Are you contesting that ads work better for good products, or that such would imply more good products across advertised products?
The mechanism for the first is quite intuitive. An add can make someone buy something once. If that thing is good, there is a chance they will buy again, and so give you more money. If it is not good, they will at most buy it once.
So the EV of an add on a good product is by definition higher than one on a bad product; and so a company with a good product should be willing to spend more on an ad.
> Are you contesting that ads work better for good products, or that such would imply more good products across advertised products?

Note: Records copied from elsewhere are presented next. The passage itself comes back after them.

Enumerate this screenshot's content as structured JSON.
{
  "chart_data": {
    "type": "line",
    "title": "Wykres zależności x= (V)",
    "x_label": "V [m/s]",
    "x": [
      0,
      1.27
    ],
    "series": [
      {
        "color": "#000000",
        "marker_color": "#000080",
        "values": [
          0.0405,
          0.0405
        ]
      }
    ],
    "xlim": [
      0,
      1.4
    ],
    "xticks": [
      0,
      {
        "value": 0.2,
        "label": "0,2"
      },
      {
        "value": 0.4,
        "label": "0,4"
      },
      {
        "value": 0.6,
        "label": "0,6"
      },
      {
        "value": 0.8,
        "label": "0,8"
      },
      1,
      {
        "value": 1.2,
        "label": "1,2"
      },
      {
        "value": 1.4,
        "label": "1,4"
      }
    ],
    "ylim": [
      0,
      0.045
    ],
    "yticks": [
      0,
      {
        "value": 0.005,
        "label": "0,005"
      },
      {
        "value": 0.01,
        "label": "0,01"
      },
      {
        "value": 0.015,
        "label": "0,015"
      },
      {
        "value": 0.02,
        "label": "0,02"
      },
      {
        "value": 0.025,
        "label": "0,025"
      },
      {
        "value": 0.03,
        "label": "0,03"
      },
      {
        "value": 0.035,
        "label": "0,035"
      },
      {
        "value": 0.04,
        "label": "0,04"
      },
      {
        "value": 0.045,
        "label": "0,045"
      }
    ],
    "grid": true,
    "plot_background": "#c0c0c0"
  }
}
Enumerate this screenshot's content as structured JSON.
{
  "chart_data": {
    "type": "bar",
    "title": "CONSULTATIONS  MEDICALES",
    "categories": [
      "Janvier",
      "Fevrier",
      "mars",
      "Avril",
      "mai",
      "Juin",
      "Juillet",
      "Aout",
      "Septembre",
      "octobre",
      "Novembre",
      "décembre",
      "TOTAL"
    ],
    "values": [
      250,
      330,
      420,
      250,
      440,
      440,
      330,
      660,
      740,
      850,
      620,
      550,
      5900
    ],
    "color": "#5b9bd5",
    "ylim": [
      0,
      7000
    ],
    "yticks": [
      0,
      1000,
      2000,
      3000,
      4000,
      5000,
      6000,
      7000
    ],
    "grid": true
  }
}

The latter. Basically, it boils down to the intuition that a company with an inferior product is likely to spend more on advertising to make up for its products deficiencies. The best products often don't need paid advertising at all because they can be successful with only word of mouth advertising from happy customers.
I've recently had some personal experience with this from an expensive home improvement product. One company advertises heavily, has a high-touch sales force, and engages in extensive SEO online. However, once I dug in deeper I came to believe the whole category of products probably doesn't work effectively over the long haul (their advertising and guarantees use some tricky wording), and is certainly not worth the expense. Their advertising was a poor proxy for quality.